Per una di quelle evenienze che noi, per far rima credo, chiamiamo coincidenze - a cui non credo quasi mai – subito dopo essere tornato in Italia ed essermi esibito al cospetto del gelo torrido del pubblico torinese, sono andato a presentare il libro a Dolo. Che poi sarebbe il paese nel quale sono cresciuto, almeno all’anagrafe e in altezza.

Avevo provato altre volte a tornarci, ma sempre per via istituzionale. Stavolta no: da una parte la generosa offerta di un amico a nome Sandro Dal Piano, dall’altra l’entusiasmo di alcuni ex compagni di scuola capeggiati dall’inesauribile freschezza di Elena Gaspari.
Una serata bellissima, affollata di affetti e di bei ricordi, di risate e di libri che non bastavano per tutti.

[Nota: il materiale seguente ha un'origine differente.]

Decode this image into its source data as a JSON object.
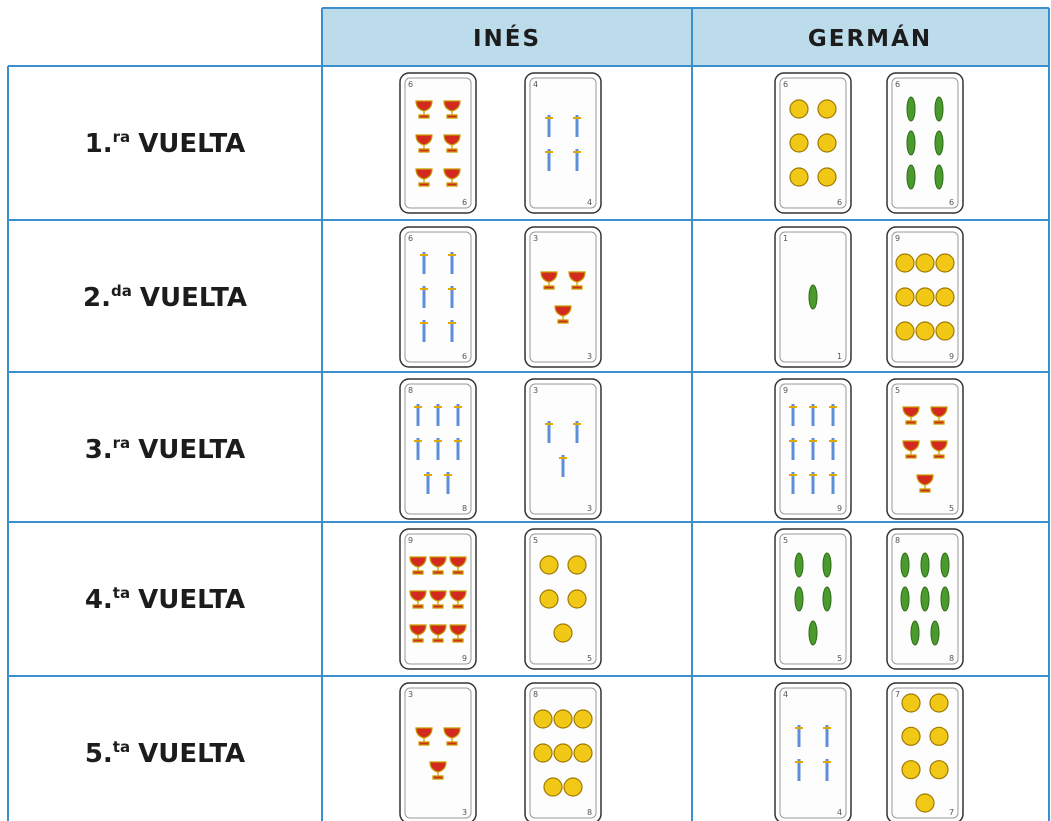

Emozione pura.
Potevo non sentirmi a casa?


Di nuovo casa? Ma allora, mi son detto canticchiando, la casa dov’è?
E allora ho capito, credo.
Al contrario della tartaruga e del paguro bernardo, la casa me la porto dentro, l’ho interiorizzata, e si chiama scelta. Si chiama voglia di essere totalmente me stesso, di fare quello che autenticamente desidero. Senza mediazioni e senza sconti.
Se non avessi scelto contro ogni buon senso, non sarei mai andato a Parigi e non sarei probabilmente tornato a Dolo, perché non avrei avuto nulla da portare. E se anche l’avessi fatto non avrei potuto godere così pienamente di ogni nuovo incontro o della gioia di ritrovarsi.
Tutto sarebbe rimasto nella fantasia o nei ricordi.

È nell’autenticità di quello che siamo che c’è la casa più vera.